314. Krampus the Yule Lord by Brom
US) - (Canada) - (Kindle)
Finished: Nov. 17, 2012
First Published: Oct. 30, 2012
Publisher: Harper Voyager
Genre: Horror, Magical Realism, Myth Retelling, Christmas
First sentence: "Santa Clause..."
Publisher's Summary: "One Christmas Eve in a small hollow in Boone County, West Virginia, struggling songwriter Jesse Walker witnesses a strange spectacle: seven devilish figures chasing a man in a red suit toward a sleigh and eight reindeer. When the reindeer leap skyward, taking the sleigh, devil men, and Santa into the clouds, screams follow. Moments later, a large sack plummets back to earth, a magical sack that thrusts the down-on-his-luck singer into the clutches of the terrifying Yule Lord, Krampus. But the lines between good and evil become blurred as Jesse's new master reveals many dark secrets about the cherry-cheeked Santa Claus, including how half a millennium ago the jolly old saint imprisoned Krampus and usurped his magic.
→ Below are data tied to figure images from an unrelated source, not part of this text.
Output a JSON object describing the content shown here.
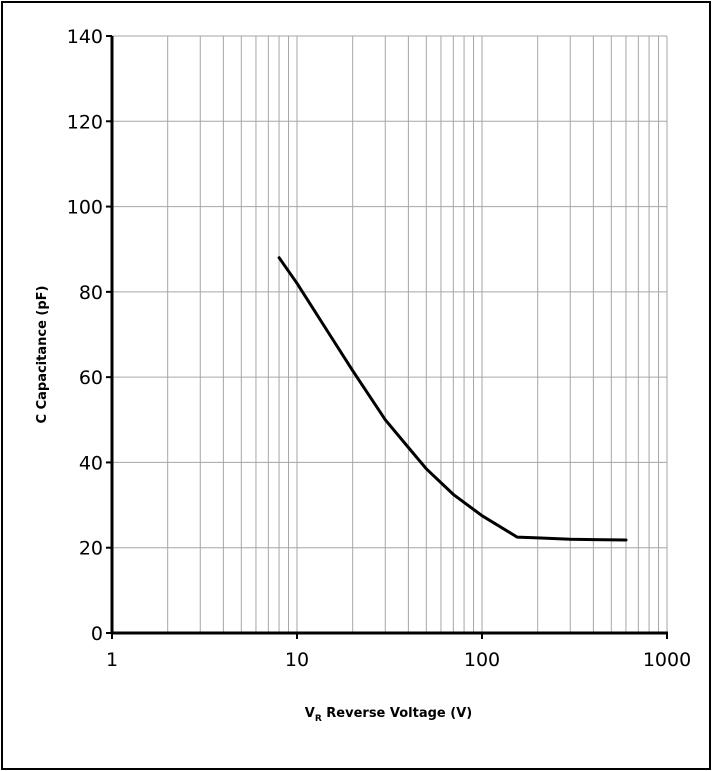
{
  "chart_data": {
    "type": "line",
    "title": "",
    "xlabel": {
      "main": "V",
      "subscript": "R",
      "rest": " Reverse Voltage (V)"
    },
    "ylabel": "C Capacitance (pF)",
    "x_scale": "log",
    "xlim": [
      1,
      1000
    ],
    "ylim": [
      0,
      140
    ],
    "grid": true,
    "x_ticks": [
      1,
      10,
      100,
      1000
    ],
    "x_tick_labels": [
      "1",
      "10",
      "100",
      "1000"
    ],
    "y_ticks": [
      0,
      20,
      40,
      60,
      80,
      100,
      120,
      140
    ],
    "y_tick_labels": [
      "0",
      "20",
      "40",
      "60",
      "80",
      "100",
      "120",
      "140"
    ],
    "series": [
      {
        "color": "#000000",
        "x": [
          8,
          10,
          15,
          20,
          30,
          40,
          50,
          70,
          100,
          155,
          200,
          300,
          400,
          600
        ],
        "y": [
          88,
          82,
          70,
          61.5,
          50,
          43.5,
          38.5,
          32.5,
          27.5,
          22.5,
          22.3,
          22.0,
          21.9,
          21.8
        ]
      }
    ]
  }
}
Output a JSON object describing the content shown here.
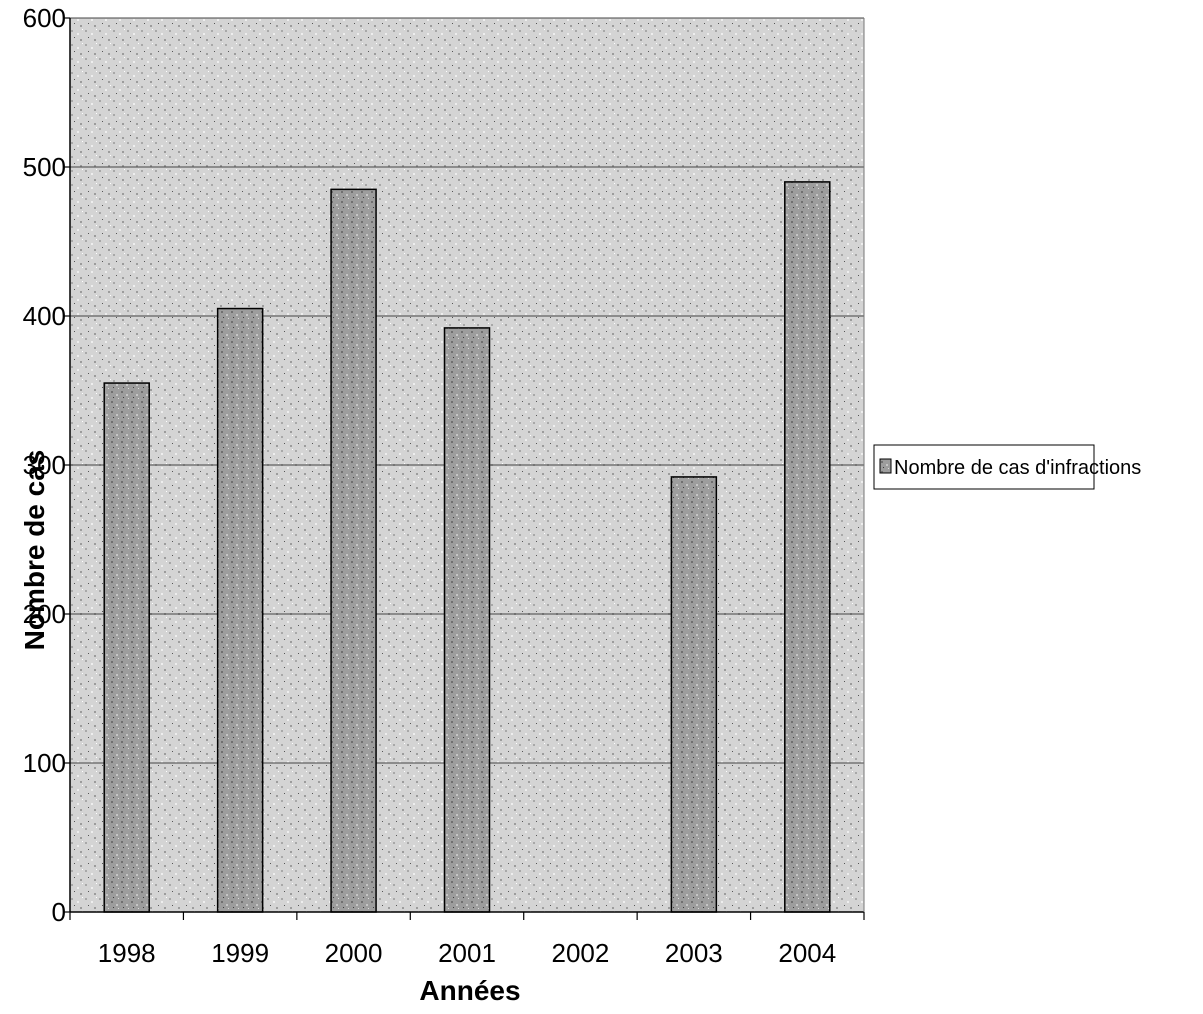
{
  "chart_data": {
    "type": "bar",
    "categories": [
      "1998",
      "1999",
      "2000",
      "2001",
      "2002",
      "2003",
      "2004"
    ],
    "series": [
      {
        "name": "Nombre de cas d'infractions",
        "values": [
          355,
          405,
          485,
          392,
          0,
          292,
          490
        ]
      }
    ],
    "xlabel": "Années",
    "ylabel": "Nombre de cas",
    "ylim": [
      0,
      600
    ],
    "yticks": [
      0,
      100,
      200,
      300,
      400,
      500,
      600
    ],
    "grid": true,
    "legend_position": "right",
    "colors": {
      "plot_bg": "#d2d2d2",
      "bar_fill": "#9a9a9a",
      "grid": "#444444",
      "bar_stroke": "#000000"
    }
  }
}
Now Santa's time is running short, for the Yule Lord is determined to have his retribution and reclaim Yuletide. If Jesse can survive this ancient feud, he might have the chance to redeem himself in his family's eyes, to save his own broken dreams, . . . and to help bring the magic of Yule to the impoverished folk of Boone County."
Acquired: Received a review copy from the publisher, Harper Collins Canada.
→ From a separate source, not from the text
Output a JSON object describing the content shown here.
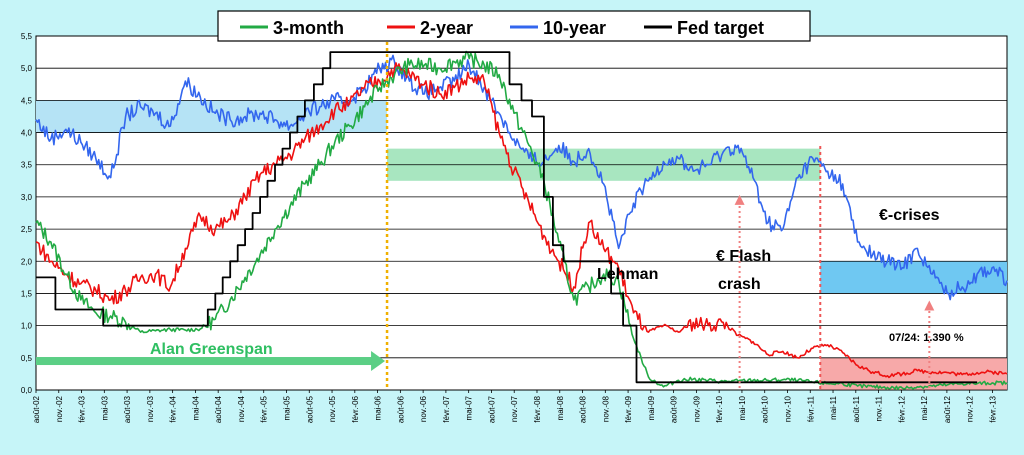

Reason for Reading: I loved "The Child Thief", a horror re-telling of the Peter Pan story and was anxiously awaiting reading the author's next book. I was quite excited to find this has a Christmas theme.
Based on Viking mythology the book brings back the gods and backstory of that culture including Baldr and mythical beasts; with this he mixes the history and tradition of Santa Clause to create a pagan god vs modern fairy tale. Krampus is the real traditional Lord of Yuletide centuries before the arrival of Santa on the scene and he has come back to claim what belongs to him. These two are pitted against one another and the reader does not know which of them is bad or good. They both seem to have both qualities and while the story is told from an insider's view of Krampus' side we get a biased opinion of him and while we may not have wanted to at the beginning, it is easier to feel for him, rather than the strong Viking-like Santa who is out to destroy Krampus.
I had a hard time getting into this book. I enjoy Viking mythology and that is what kept me reading otherwise I may not have made it past the first half of the book as I found it underwhelming and tedious to read. I would not call this story horror. Sure there is some violence, but Krampus keeps insisting he is not a devil and while there is some paranormal activity there are none of the classic horror elements to be found and it certainly wasn't scary in the least. I mentioned halfway through the book, this is where things picked up for me. The action picked up, the characters had become more fleshed out and we were delved further into the Viking mythos. It took me several days to read the first half and only two sittings to finish the second half. This book is nowhere near as good as "The Child Thief" which is a masterpiece of writing and illustration. The illustrations here show off Brom's talent but since each is of a devil of some sort, they become similar after a while and did not stimulate me like the gorgeous art in his previous book.